Du hast ja eben schon Christian Ehrhoff angesprochen, der jetzt einen riesigen Vertrag über 40 Millionen Dollar abgeschlossen hat. Du selbst bist ja eigentlich noch ein Jugendspieler und verdienst noch wenig bis gar nichts. Kann man sich denn schon vorstellen, irgendwann mal solche Verträge abzuschließen?

Noebels: Ja, ich denke schon! Mein Ziel ist, dass ich nicht erst irgendwann sondern schon relativ bald einen Vertrag zu unterschreiben. Klar denkt man dabei erst mal nicht über diese großen Summen nach, sondern versucht immer noch an die Ausbildung zu denken.

Wie du schon sagtest, ich bin halt noch eher Jugendspieler und da steht das Geld noch nicht so im Vordergrund, sondern eher, was mich am besten weiter bringt. Ich würde jetzt auch nicht für die Pinguine spielen, weil ich hier mehr Geld verdienen würde, sondern weil es mich sportlich weiter bringt, wie ich denke. Geld verdienen kann ich dann, wenn ich 21, 22, 23 Jahre alt und älter bin und als Spieler etwas kompletter bin.

…und auch von einem NHL-Minimumvertrag von 450.000 Dollar pro Jahr kann man ja leben!

[lacht] Ja, so denke ich auch!

Hast du denn die Krefelder Kaderplanung im Sommer auch intensiv verfolgt?

Noebels: Ja, ich kenne ja die meisten Jungs. Es sind ja jetzt nicht so viele Neue dazu gekommen. Aber ich hab schon ein bisschen geschaut, wer wo spielen könnte, wer welche Rolle einnehmen könnte und so weiter. Aber so riesige Gedanken habe ich mir nicht gemacht.

Letztlich soll der Bessere spielen und der will ich sein! Ich denke eigentlich, wenn ich an die kommende Saison denke und über die Pinguine nachdenke, nicht mehr an die vierte Reihe, sondern es ist schon mein Ziel, in Reihe 2 oder 3 zum Einsatz zu kommen und mir diese Rollen zu verdienen! Das wird mein Ziel sein. Der Konkurrenzkampf ist sicher groß, aber den will ich annehmen. Schließlich ist das überall so und muss es auch sein — sonst wäre es kein Leistungssport!

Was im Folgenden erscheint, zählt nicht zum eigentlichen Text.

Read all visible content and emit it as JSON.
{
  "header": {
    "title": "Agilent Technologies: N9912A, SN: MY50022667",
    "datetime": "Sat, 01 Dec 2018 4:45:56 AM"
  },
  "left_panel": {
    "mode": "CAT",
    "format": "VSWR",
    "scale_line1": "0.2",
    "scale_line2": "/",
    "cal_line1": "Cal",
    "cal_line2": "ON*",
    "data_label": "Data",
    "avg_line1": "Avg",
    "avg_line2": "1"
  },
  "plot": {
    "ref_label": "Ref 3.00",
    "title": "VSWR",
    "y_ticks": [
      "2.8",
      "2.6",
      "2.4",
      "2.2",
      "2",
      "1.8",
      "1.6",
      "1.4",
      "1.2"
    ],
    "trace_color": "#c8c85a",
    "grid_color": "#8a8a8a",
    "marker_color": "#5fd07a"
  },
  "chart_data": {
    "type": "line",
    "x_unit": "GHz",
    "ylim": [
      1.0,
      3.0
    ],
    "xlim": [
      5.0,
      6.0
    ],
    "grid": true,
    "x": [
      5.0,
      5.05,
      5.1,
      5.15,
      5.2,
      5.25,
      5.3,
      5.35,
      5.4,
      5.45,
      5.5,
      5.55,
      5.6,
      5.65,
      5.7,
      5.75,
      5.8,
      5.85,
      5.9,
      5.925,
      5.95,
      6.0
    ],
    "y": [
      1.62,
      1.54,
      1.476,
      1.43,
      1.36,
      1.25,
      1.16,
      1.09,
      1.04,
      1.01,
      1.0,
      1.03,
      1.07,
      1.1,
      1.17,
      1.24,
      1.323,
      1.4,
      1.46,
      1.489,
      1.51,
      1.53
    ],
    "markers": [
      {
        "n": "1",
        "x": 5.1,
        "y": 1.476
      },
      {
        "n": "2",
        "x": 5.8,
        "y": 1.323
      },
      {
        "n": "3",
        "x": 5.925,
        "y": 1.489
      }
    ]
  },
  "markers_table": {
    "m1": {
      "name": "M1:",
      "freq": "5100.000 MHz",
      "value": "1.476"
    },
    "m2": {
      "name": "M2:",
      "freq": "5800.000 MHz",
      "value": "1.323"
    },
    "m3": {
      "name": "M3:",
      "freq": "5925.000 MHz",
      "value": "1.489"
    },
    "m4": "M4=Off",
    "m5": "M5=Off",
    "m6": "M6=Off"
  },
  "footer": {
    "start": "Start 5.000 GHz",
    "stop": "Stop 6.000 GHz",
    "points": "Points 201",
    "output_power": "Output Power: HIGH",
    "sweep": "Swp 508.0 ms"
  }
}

Du hast gesagt, du fliegst in dieser Woche wieder rüber. Wie sieht dann deine Planung für den Rest des Sommers aus?

Noebels: Wie gesagt, Dienstag geht’s erst einmal wieder nach Philadelphia für 8 Tage. Dann bin ich hier in Deutschland, da wird auch die Entscheidung feststehen, wo ich nächstes Jahr spiele, so hoffe ich. Dann bin ich eine Woche später wieder mit der Nationalmannschaft unterwegs in Füssen und in Arosa in der Schweiz.

Nationalmannschaft bedeutet hier natürlich noch das U-20-Team, wobei ich auch versuchen will, mir vielleicht dieses Jahr schon eine Chance in der A-Nationalmannschaft zu verdienen! Nach dem Lehrgang haben wir dann eine Woche Pause, dann geht es aber gleich wieder weiter, wieder mit der Nationalmannschaft. Diesmal nach Tschechien.

Das sind dann sechs oder sieben Tage. Dann ist der 9. oder 10. August und dann geht es hier in Krefeld ja auch wieder aufs Eis. Tja und dann hängt es eben von der Entscheidung über die nächste Saison ab. Entweder geht es dann in die DEL-Saison, oder ich fliege Ende August wieder rüber. Das wird man sehen.